The two news outlets said the poll of likely voters covered part of the
time after FBI Director James Comey announced that investigators are taking a
new look at her use of a private email server while she was the country's top
diplomat from 2009 to 2013. It came in a probe Comey previously ended in July
when he declared that she had been "extremely careless" in her
handling of national security material found in her emails, but said that no
criminal charges were warranted.
Impact on November 8 vote
The Post-ABC survey said that more than six in 10 voters said the new
investigation would make no difference in their vote on November 8, but of
those who said it would matter, more than 3 in 10 said it would make them less
likely to vote for her, and only 2 percent that it would influence them to vote
for her. New polling by a raft of news organizations and universities in the
coming days could give a better idea whether the FBI investigation will matter
in how people vote.
Clinton, who has often said her use of the private email server was a
mistake, has demanded that Comey spell out details of what is in the emails
that were found on the computer of one of her key aides, Huma Abedin, shared
with her estranged husband, Anthony Weiner. Authorities discovered the emails
while investigating allegations that Weiner, a disgraced former congressman
from New York, was "sexting" with a 15-year-old girl.

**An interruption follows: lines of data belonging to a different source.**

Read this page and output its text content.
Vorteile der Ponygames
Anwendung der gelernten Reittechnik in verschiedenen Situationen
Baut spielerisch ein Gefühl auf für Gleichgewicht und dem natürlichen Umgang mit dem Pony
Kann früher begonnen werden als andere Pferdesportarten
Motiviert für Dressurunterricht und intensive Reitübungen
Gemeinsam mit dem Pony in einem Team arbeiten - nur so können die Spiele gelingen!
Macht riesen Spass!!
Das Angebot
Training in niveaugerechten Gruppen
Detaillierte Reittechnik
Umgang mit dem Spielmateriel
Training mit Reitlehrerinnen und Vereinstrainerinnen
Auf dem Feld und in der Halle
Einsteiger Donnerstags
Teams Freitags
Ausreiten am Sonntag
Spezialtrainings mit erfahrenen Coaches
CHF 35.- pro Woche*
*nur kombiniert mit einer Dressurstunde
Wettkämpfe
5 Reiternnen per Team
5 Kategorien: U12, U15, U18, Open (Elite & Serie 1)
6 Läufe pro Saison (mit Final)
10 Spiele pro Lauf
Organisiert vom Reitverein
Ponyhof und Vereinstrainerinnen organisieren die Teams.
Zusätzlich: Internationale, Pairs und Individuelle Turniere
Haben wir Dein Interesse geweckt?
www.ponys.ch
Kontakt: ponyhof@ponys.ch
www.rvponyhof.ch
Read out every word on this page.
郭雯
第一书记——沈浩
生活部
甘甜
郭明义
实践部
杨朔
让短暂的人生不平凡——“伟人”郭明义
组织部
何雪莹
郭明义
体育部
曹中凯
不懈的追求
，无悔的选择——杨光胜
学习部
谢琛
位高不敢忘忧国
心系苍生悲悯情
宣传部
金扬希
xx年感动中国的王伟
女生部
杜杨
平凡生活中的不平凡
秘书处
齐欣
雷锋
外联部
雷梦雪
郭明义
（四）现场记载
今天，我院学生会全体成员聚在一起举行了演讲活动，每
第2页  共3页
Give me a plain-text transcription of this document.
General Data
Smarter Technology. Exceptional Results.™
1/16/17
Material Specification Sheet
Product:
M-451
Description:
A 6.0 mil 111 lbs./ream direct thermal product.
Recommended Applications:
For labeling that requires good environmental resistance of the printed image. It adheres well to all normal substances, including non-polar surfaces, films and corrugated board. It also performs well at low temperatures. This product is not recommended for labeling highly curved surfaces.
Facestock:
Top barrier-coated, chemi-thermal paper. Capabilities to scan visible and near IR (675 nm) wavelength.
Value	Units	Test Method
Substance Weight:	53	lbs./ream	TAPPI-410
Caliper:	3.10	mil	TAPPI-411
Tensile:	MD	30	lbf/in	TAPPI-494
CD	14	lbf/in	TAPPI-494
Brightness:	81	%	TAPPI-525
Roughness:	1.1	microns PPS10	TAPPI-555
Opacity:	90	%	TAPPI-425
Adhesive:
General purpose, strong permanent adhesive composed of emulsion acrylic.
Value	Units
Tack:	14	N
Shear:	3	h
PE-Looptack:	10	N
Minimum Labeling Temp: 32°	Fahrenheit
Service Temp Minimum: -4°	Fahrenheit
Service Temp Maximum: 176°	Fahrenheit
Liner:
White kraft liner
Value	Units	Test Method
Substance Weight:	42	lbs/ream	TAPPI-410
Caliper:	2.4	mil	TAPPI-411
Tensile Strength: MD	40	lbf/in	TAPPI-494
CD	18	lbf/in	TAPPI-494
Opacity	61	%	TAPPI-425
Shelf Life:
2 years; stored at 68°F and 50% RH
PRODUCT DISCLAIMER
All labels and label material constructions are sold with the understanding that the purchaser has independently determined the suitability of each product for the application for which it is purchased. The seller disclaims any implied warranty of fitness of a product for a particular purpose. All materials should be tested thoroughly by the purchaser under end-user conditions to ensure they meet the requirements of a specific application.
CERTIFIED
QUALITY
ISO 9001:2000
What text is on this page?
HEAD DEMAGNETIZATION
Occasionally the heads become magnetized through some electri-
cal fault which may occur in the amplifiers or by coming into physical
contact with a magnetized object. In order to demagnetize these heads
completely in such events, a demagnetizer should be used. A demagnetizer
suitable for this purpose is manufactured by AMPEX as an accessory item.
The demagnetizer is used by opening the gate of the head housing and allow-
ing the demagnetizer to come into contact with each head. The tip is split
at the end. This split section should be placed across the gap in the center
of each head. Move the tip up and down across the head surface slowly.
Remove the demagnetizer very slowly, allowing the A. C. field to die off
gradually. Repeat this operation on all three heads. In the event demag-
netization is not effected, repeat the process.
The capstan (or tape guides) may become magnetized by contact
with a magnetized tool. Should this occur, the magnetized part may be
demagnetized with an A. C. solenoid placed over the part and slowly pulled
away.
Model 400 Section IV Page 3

At a campaign stop in the key southern state of Florida, Clinton alluded
to the "ups and downs" of the campaign, but otherwise did not mention
the email controversy. She delivered a broadside against Trump, calling on him
to "stop disgracing our democracy" by disparaging women, and
contending that he is "temperamentally unfit and totally unqualified to be
president." "Friends don't let friends vote for Trump, right?"
she asked cheering supporters.
Boon for Trump
Trump, with new life on the campaign trail in the aftermath of Comey's
announcement, said on his Twitter account, "Hillary and the Dems loved and
praised FBI Director Comey just a few days ago. Original evidence was
overwhelming, should not have delayed!"Most polls, many of them conducted
before the Comey announcement, show Clinton ahead by about four or five
percentage points across the country, with often narrower edges in key election
states. The state-by-state outcomes will determine the winner in the country's
Electoral College, not the national popular vote.
But Trump claimed in another tweet, "We are now leading in many
polls, and many of these were taken before the criminal investigation
announcement Friday - great in states!"
Trump started his Sunday campaigning with a stop at a nondenominational
church in Las Vegas, Nevada, a closely contested western state, where he swayed
and clapped to the music. He planned a later rally in the city and then stops
in two other nearby states, Colorado and New Mexico.
‘Deeply troubling’
On Saturday, Clinton called the timing of the FBI announcement that it
is assessing new evidence in her case "unprecedented" and
"deeply troubling." At a campaign appearance in Daytona Beach,
Florida, Clinton said, "It's pretty strange to put something like that out
with such little information, right before an election."
Clinton later added, "We can't let this election, in the last 10
days, be about the noise and the distractions. It's got to be about what kind
of country we want for ourselves, our children and our grandchildren." Trump,
at a campaign event in Colorado, contended that "a vote for Hillary is a
vote to surrender our government to public corruption, graft and cronyism that
threatens the very foundations of our constitutional system.”